Okay, it is the fact the main character wears a hockey mask throughout which gives me an excuse to talk about 2010’s Splatterhouse. If you haven’t played it, Splatterhouse is a 3d beat-em-up that I believe should be backwards compatible on the XboxOne. The main character is a rip-off of Jason, the main collectible are nude photos of your girlfriend, and the action could be charitably described as serviceable. Looking back, I really loved that game.

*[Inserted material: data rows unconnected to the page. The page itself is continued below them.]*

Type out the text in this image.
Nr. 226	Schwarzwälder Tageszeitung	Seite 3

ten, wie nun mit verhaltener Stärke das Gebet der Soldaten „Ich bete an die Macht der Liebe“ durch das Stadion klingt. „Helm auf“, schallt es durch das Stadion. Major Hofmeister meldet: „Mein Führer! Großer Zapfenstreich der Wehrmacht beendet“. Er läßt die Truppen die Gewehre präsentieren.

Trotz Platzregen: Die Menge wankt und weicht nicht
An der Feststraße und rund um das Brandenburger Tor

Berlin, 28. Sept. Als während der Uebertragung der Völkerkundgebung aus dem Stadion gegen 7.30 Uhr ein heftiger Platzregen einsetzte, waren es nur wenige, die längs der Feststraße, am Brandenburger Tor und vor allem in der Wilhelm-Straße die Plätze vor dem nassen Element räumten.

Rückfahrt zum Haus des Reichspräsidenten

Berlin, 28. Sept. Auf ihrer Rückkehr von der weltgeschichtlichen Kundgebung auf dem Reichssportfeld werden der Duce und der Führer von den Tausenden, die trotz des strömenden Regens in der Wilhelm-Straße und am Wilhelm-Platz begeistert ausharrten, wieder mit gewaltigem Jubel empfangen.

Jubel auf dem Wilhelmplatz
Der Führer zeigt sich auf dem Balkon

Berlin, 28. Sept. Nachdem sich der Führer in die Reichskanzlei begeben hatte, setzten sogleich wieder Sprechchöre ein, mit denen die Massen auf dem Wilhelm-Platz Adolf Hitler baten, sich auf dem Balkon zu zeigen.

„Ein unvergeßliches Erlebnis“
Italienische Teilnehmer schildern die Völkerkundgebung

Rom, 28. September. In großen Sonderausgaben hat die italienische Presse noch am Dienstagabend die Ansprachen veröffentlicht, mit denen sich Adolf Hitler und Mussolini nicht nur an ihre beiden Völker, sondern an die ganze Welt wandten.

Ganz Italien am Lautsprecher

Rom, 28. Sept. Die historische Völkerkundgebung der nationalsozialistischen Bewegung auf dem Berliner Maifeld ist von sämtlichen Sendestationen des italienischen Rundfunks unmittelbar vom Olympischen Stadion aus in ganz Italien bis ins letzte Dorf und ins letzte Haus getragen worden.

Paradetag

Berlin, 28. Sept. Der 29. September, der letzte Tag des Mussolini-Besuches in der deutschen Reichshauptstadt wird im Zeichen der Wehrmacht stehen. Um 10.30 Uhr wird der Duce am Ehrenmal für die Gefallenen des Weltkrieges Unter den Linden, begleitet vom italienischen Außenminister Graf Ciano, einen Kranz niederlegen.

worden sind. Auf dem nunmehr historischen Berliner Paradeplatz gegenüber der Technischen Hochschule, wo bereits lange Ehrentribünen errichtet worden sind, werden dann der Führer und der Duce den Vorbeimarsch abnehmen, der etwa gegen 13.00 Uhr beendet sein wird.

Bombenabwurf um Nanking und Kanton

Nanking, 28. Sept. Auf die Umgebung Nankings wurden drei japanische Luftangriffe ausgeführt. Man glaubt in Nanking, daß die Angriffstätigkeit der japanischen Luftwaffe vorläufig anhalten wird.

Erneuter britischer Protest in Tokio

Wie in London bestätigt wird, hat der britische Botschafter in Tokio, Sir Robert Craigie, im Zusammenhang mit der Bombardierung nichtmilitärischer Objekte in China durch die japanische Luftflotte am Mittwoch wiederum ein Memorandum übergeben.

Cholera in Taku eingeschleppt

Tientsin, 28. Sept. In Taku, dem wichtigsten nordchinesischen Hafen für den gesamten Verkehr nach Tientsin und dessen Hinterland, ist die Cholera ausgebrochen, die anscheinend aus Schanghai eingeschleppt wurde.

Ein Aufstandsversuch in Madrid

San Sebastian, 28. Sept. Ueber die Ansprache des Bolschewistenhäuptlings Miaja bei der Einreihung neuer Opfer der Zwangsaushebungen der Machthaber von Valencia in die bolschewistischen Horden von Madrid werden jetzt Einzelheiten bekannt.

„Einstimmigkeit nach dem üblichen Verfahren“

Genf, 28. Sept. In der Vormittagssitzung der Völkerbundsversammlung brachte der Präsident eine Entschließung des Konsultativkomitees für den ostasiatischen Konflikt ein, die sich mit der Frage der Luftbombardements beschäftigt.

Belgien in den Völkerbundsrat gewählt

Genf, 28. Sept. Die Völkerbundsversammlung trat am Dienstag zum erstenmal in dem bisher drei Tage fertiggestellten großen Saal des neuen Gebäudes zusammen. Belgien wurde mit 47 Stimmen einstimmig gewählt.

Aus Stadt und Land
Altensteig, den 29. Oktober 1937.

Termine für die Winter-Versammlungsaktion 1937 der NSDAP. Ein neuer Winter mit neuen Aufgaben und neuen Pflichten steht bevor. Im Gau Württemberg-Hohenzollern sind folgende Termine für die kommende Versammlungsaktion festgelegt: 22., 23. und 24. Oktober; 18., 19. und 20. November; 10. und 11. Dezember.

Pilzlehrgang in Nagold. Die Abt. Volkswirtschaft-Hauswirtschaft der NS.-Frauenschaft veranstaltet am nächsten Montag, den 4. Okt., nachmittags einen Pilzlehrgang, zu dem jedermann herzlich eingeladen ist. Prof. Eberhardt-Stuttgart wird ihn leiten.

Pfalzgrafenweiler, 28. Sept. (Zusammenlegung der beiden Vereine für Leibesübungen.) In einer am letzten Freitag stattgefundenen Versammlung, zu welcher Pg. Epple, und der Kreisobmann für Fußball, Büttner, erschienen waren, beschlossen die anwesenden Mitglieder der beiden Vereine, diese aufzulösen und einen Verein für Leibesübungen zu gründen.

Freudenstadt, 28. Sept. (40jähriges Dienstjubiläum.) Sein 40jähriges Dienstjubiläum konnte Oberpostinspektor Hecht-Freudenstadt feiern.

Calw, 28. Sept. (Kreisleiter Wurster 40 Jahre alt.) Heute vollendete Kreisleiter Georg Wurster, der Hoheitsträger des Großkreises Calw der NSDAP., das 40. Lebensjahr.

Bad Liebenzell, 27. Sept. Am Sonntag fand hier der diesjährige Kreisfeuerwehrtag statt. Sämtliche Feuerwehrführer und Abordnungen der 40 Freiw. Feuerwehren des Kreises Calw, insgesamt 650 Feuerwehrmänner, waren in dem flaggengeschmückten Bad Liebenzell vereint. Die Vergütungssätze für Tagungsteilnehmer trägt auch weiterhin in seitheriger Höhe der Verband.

Ori and the Will of the Wisps
As I stated in my Xbox Game Pass Update for March 2020 Ori and the Will of the Wisps at least visually reminds me of one of those Trine games. Beautiful with saturated colors and on the Xbox One X with HDR. In addition, the soundtrack is once again above and beyond the norm. I listen to the soundtrack of Ori and the Blind Forest on a regular basis on Spotify, and I am looking forward to the soundtrack of Ori and the Will of the Wisps.
Gameplay is the only place where Ori and I don’t seem to see eye to eye. Some frustrating boss battles and platforming combined with swimming levels doesn’t exactly make me rush out to grab a controller. However, if this type of platformer is in your wheelhouse, this is an excellent choice.